Costs will vary and are subject to change. Within this highly mobile program, admitted OTA students will be responsible for the following expenses:
1. Examination fee for Health Occupation Aptitude Examination -Revised ($35.00, prior to admission),
2. Tuition (Currently $94.00 per credit hour at Southeastern Illinois College for in-district students),
3. College fees, which include:
- Malpractice/liability insurance (up to $15 annually),
- Program fees ($200.00/OTA Course),
5. Costs of transportation to centralized laboratory for OTA courses, hospitals and other clinical sites, and mandatory fieldwork experience,
6. Professional attire including khaki pants, polo shirts, and possible lab coat
7. Occasional minor laboratory supplies and equipment,
8. Physical examination,
9. Tests: TB skin tests and/or possible chest x-rays, Rubella titer, possible Varicella and Pertussis titers,
10. Immunizations: Hepatitis B Virus - series of 3, possible Rubella, Rubeola, Tetanus,
11. Demonstration of personal health insurance or Medicaid,
12. Application fee for national certification examination (approx. $600.00),
13. Application fee for state licensure (approximately $ 25.00),
14. Costs for CPR certification (approximately $20.00 each year),
15. Cost for background check (approximately $35),
16. Cost for drug screen ($35)
17. Professional organization fees
- Student membership in the American Occupational Therapy Association (standard membership $53, student-plus membership $75)

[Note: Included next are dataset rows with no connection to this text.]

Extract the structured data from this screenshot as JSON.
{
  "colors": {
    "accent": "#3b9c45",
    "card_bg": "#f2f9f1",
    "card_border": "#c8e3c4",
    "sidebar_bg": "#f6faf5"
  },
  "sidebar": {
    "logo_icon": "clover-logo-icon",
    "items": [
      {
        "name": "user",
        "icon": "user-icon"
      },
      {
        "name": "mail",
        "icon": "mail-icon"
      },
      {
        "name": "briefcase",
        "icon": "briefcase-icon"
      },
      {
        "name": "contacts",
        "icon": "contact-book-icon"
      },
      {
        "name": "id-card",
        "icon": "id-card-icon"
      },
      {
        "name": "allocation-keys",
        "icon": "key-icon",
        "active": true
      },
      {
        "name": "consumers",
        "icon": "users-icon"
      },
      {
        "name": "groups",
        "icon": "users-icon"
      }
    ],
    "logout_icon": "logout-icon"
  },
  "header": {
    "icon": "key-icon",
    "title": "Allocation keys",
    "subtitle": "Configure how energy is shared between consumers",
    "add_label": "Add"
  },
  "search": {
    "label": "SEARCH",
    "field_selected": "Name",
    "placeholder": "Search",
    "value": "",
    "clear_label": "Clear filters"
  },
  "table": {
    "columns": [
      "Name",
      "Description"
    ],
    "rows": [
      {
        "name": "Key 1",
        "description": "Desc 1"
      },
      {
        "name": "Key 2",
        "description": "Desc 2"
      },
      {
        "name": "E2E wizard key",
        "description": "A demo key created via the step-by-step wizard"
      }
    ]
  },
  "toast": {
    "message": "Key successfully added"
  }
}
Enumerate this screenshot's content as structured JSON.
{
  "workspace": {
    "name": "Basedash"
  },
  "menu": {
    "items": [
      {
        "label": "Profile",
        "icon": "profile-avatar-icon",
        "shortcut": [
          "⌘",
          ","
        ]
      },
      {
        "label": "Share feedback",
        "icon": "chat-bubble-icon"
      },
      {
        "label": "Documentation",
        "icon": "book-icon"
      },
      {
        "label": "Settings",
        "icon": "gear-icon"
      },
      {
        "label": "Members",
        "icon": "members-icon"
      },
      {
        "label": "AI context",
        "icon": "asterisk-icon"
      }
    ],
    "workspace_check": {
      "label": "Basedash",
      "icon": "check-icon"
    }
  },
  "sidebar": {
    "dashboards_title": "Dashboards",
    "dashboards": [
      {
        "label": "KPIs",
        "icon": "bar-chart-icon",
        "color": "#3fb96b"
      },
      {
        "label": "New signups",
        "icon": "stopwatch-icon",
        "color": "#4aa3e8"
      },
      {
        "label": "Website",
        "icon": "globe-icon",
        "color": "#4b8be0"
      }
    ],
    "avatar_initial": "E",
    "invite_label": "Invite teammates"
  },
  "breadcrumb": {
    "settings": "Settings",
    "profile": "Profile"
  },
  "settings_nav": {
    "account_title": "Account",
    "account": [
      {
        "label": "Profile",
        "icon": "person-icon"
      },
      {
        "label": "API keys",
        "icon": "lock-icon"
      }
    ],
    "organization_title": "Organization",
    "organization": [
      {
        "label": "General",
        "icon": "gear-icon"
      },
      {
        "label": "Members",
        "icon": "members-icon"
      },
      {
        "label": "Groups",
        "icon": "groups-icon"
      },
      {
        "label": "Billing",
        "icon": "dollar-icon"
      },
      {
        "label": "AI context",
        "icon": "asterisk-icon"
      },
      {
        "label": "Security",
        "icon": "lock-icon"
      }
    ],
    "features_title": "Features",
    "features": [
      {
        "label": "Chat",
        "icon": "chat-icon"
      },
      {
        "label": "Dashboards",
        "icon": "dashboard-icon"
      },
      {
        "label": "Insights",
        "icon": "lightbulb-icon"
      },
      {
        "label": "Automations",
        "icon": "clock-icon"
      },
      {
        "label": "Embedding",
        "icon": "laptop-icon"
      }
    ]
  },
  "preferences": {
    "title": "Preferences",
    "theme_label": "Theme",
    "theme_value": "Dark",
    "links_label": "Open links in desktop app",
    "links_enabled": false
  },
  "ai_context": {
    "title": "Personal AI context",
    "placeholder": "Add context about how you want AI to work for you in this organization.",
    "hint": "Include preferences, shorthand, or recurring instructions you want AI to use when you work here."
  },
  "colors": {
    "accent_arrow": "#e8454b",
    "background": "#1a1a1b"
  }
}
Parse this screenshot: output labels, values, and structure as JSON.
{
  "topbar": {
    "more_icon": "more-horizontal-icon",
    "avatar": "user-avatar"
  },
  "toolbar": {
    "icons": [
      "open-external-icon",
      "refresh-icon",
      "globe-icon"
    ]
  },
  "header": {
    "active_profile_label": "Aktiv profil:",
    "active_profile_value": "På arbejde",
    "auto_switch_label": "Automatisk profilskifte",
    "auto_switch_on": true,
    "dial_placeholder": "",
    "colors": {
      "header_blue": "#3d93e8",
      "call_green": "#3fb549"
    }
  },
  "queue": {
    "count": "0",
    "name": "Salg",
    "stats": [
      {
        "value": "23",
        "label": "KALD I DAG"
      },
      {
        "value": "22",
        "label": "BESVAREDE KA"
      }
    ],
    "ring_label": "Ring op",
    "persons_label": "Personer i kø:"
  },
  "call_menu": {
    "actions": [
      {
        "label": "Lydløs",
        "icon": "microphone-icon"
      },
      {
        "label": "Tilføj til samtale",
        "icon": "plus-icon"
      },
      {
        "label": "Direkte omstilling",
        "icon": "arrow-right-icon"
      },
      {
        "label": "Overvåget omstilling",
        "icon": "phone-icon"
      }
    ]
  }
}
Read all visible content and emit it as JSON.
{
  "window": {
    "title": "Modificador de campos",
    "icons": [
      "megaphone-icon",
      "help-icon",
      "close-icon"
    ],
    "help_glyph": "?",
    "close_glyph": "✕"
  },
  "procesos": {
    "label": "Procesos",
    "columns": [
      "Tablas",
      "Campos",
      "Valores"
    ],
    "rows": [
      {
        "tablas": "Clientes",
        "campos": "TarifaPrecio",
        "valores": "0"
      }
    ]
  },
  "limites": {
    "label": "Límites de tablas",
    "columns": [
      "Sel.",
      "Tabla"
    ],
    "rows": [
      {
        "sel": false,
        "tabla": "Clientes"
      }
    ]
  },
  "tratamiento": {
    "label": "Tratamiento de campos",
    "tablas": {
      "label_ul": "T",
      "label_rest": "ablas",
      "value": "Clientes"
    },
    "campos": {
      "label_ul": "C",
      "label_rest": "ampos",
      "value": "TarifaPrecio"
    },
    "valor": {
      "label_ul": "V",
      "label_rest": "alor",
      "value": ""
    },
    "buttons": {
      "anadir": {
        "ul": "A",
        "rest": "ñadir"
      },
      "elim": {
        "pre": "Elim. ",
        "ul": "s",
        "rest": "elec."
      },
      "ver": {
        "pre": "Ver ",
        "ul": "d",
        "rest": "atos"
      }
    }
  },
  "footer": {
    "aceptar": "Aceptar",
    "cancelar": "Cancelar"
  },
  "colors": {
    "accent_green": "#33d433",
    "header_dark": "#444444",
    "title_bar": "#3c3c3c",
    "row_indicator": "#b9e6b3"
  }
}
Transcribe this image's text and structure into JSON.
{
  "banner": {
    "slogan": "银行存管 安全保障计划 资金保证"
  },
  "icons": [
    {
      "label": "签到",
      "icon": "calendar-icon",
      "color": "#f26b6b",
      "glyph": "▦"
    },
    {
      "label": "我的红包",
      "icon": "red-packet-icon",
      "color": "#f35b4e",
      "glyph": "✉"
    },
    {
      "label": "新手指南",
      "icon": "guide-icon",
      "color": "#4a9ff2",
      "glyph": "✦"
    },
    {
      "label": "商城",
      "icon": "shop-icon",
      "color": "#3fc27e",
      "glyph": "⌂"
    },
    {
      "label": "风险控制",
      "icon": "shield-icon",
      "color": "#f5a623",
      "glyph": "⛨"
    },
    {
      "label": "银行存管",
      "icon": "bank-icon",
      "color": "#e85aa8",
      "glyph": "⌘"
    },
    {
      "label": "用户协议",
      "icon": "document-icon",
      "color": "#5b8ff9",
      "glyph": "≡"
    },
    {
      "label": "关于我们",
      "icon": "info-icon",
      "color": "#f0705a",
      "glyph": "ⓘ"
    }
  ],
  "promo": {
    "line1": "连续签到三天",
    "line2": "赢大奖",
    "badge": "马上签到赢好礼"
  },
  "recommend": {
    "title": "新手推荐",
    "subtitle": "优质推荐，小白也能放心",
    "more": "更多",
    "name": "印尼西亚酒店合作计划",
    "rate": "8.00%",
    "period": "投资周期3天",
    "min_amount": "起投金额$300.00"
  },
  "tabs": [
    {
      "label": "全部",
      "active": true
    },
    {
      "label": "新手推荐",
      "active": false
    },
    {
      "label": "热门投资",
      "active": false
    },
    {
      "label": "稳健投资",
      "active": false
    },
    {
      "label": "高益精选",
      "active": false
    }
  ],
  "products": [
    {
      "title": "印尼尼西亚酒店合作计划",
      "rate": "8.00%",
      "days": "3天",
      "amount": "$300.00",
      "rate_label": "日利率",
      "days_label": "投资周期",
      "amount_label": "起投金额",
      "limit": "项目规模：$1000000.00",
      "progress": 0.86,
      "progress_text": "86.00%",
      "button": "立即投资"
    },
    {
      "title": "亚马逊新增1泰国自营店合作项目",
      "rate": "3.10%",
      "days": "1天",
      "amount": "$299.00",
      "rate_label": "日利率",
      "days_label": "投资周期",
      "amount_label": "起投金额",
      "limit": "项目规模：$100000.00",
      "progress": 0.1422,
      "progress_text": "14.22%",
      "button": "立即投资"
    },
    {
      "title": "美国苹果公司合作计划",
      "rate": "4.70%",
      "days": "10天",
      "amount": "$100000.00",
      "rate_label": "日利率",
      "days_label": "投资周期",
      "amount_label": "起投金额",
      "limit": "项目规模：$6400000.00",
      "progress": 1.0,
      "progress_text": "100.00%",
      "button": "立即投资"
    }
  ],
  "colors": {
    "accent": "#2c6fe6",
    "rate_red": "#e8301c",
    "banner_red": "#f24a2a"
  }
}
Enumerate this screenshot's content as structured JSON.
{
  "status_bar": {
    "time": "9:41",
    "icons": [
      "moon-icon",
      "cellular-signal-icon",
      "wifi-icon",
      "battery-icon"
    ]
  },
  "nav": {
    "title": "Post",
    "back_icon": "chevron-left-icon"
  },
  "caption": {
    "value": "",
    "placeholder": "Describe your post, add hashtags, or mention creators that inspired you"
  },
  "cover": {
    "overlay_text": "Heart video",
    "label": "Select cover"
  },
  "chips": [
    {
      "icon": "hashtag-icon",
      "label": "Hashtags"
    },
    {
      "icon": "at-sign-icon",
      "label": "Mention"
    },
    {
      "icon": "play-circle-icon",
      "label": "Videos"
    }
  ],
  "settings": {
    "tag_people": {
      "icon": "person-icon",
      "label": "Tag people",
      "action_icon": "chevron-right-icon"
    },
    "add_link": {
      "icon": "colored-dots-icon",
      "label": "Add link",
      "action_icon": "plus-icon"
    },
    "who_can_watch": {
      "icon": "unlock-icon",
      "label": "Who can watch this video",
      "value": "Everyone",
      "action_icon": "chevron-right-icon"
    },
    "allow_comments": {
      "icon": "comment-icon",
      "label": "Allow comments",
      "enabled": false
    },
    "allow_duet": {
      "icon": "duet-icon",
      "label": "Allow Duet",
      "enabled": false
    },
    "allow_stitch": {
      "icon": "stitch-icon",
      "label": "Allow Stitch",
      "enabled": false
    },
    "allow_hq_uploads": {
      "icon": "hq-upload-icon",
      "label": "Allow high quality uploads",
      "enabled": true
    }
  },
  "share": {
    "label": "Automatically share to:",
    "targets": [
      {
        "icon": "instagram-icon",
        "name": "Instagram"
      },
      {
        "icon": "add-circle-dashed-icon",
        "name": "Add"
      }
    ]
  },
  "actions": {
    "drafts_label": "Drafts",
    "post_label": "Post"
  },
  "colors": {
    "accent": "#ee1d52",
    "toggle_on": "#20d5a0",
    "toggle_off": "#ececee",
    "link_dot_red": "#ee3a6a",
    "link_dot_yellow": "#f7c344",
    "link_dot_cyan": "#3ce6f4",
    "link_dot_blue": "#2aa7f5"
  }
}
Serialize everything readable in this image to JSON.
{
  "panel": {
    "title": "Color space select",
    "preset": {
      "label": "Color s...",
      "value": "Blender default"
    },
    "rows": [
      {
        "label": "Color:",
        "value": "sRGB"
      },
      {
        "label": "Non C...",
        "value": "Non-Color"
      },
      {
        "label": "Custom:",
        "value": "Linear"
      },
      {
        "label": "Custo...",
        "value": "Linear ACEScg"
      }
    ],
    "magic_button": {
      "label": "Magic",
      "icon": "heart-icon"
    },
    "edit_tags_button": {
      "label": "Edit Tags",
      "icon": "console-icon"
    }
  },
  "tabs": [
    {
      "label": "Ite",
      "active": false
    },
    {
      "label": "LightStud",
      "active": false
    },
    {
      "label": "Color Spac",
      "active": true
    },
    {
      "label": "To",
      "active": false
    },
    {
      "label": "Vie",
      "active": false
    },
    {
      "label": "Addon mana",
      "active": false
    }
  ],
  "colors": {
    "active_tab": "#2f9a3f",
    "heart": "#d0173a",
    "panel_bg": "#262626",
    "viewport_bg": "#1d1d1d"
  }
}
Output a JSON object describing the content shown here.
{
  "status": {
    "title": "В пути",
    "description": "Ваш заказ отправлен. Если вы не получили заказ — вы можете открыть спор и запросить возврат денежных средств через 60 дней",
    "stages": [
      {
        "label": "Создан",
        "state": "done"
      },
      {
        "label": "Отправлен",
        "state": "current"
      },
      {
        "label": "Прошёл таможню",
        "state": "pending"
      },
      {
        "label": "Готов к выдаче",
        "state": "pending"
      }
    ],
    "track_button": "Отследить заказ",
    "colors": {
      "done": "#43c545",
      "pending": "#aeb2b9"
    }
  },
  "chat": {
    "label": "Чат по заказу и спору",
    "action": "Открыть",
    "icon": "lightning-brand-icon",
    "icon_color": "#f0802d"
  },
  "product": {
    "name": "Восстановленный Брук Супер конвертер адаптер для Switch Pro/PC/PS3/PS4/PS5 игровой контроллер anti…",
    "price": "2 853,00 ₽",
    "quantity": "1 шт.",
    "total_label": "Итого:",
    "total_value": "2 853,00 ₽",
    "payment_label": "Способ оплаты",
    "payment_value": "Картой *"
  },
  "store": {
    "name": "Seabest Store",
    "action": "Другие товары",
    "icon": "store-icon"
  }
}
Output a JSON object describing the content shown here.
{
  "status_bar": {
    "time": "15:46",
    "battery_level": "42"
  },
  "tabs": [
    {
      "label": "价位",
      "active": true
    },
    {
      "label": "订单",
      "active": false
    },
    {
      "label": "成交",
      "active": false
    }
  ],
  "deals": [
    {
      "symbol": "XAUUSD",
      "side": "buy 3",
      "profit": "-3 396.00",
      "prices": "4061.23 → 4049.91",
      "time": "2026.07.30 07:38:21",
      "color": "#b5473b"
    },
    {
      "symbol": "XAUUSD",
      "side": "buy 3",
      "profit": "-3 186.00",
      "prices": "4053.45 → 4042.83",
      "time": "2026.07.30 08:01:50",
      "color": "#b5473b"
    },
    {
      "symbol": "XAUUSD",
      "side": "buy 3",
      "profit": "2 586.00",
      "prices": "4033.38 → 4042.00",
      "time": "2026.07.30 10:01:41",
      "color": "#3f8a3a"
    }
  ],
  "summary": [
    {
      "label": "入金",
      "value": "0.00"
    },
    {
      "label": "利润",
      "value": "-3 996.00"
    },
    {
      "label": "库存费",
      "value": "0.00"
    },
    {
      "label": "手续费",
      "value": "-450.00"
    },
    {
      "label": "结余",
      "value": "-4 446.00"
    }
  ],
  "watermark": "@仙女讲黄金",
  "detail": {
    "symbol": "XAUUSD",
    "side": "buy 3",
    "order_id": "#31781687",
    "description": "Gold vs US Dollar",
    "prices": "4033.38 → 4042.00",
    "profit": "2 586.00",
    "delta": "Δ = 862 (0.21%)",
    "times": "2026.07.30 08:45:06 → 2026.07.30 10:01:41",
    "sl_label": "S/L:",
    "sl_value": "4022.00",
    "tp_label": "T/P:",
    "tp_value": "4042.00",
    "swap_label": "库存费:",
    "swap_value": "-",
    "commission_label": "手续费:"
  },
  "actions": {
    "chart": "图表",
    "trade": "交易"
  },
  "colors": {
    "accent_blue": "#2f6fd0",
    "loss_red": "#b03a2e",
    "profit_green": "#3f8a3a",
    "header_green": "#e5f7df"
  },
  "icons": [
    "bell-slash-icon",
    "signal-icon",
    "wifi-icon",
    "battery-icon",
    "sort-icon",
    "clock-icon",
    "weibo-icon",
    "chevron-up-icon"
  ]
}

- Student membership in the Illinois Occupational Therapy Association ($25)
Click here for a curriculum guide for OTA.
The SICCM Occupational Therapy Assistant Program is accredited by the Accreditation Council for Occupational Therapy Education (ACOTE) of the American Occupational Therapy Assoc. (AOTA). ACOTE % Accreditation Department American Occupational Therapy Association (AOTA) 4720 Montgomery Lane, Suite 200 Bethesada, MD 20814-3449. Phone: (301) 652-AOTA, acoteonline.org. Program graduates will qualify to sit for the National Board for Certification in Occupational Therapy, Inc. (NBCOT) national certification examination. This computer-delivered examination will be delivered on-demand, after determining eligibility. Successful completion of this exam confers the title of Certified Occupational Therapy Assistant (COTA). Illinois and most states additionally require licensure to practice usually basing this on the NBCOT exam results. A felony conviction may adversely affect ability to sit for the NBCOT exam and/or attain state licensure.